Which makes Lauren’s album all the more interesting. While several songs on the album openly revolve around or reference Lauren’s love for the Potter series, they do so in a way that side steps the novelty trap that comes from making such blatant pop culture references. Instead they come off as honest autobiographical songs. The references are touch stones which allow the listener to peek inside the artist’s mind, but do not detract from the overall message. These songs will likely carry more meaning for someone who is part of the same fandoms that Lauren is, but this does not preclude others from developing a meaningful attachment to the songs.
Now this isn’t to say that the album isn’t fun. It opens with the wonderfully irreverent track I Want You To Whomp Me, a parody of the classic Cheap Trick song I Want You To Want Me. There are also songs like the Snog Song, co-written with Lena Gabrielle of the Butterbeer Experience, about the infamous Book 7 kiss between Harry Potter and Ginny Weasley. Engines Make Me Hot (Kaylee’s Song) applies the WRock formula to the Serenity/Firefly franchise to great effect. And Nerdfighterlike is a playful song which comes off as a kind of love letter to the Nerdfighter comunity. In fact it is the sense of playfullness that permeates the album that makes it such an enjoyable listen. There is weight to the songs, but Lauren’s willingness to indulge her geeky impulses keeps the album from becoming bogged down.
Another interesting divergence from typical geek rock fare is the timeliness of the language used in the songs.

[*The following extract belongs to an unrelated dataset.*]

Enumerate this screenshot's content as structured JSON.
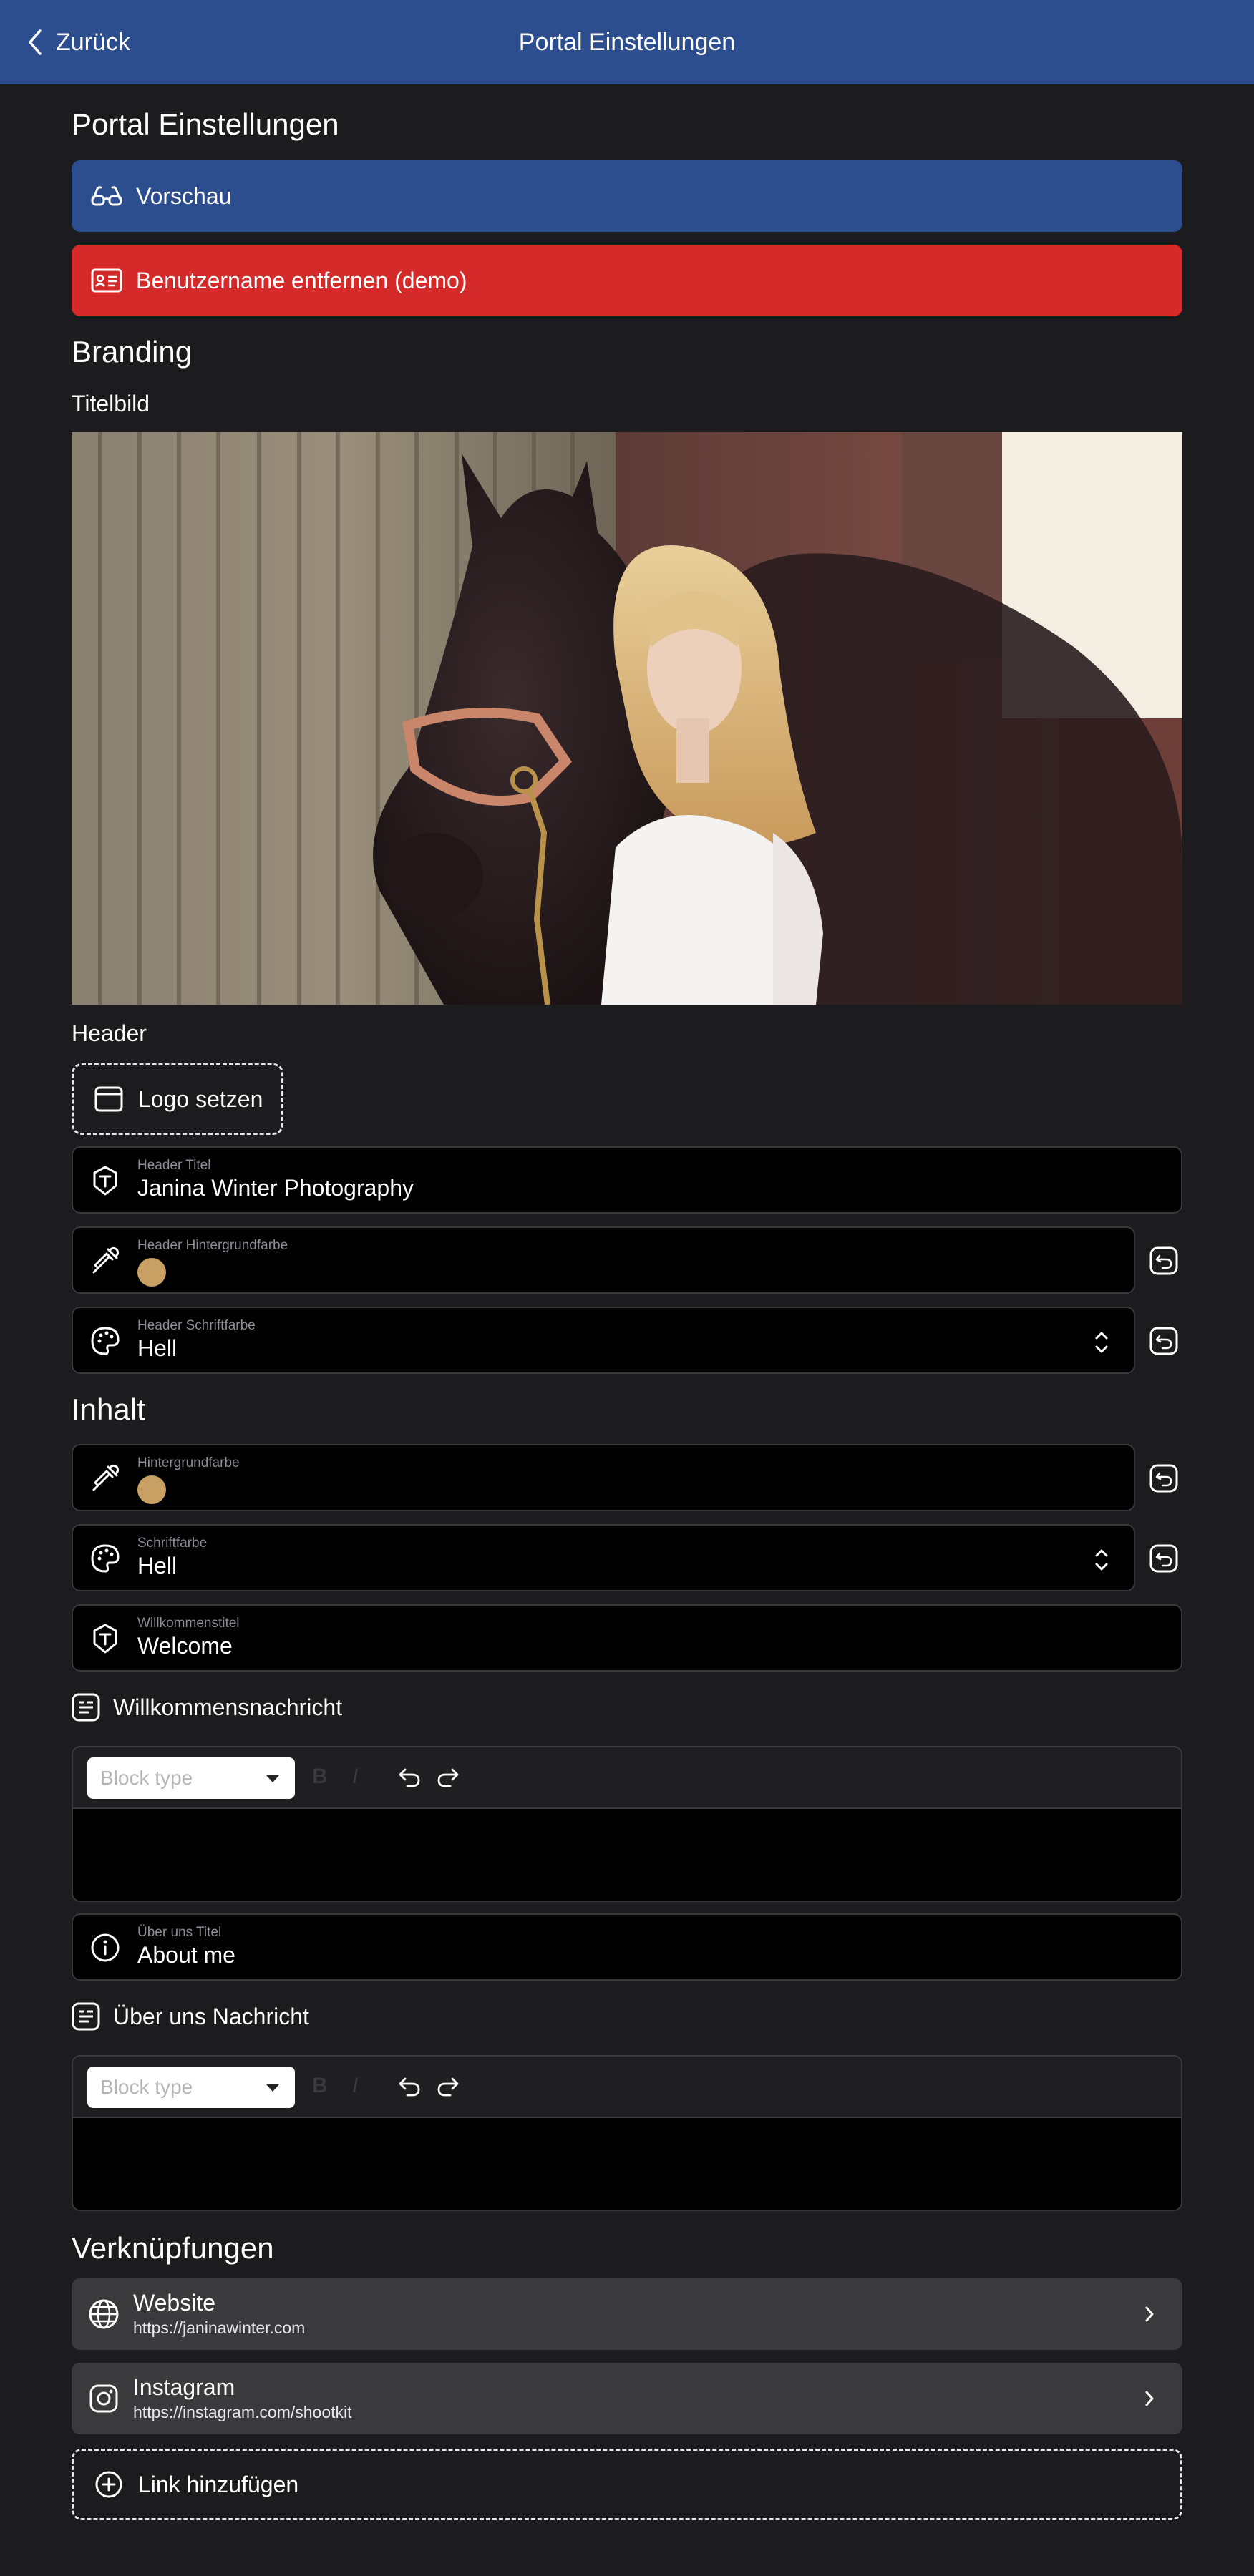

While most geek music has an almost nostalgic flavor to it with references to old video games or TV shows or movies or books, Lauren’s songs reference elements of the geek community as they exist and evolve today. It is to early to tell if this will result in the songs having a limited life span even though the subject matter of the songs is timeless. Or if the appeal of these songs will be limited because of the language. It is still refreshing to hear songs though that are so current. And if one of the measures of a good songwriter is having other people covering your songs, Lauren is off to a pretty good start.
Over all the album is a little raw in places in the same sense that a lot of debut albums are. There is that feeling that she is still fine tuning her own voice as a songwriter and learning the craft, but the album holds a lot of promise. After a couple of listens one is left with the impression that if she decides to keep working at it, Lauren could one day be an influential talent with in the geek culture movement. Whether you buy the album or not, whether you like the songs or not, I highly recommend keeping an ear out for this artist in the future. Devil’s Snare is only her first tentative step into the world of songwriting. I have a pretty good hunch that her best work is still ahead of her and that it will be amazing.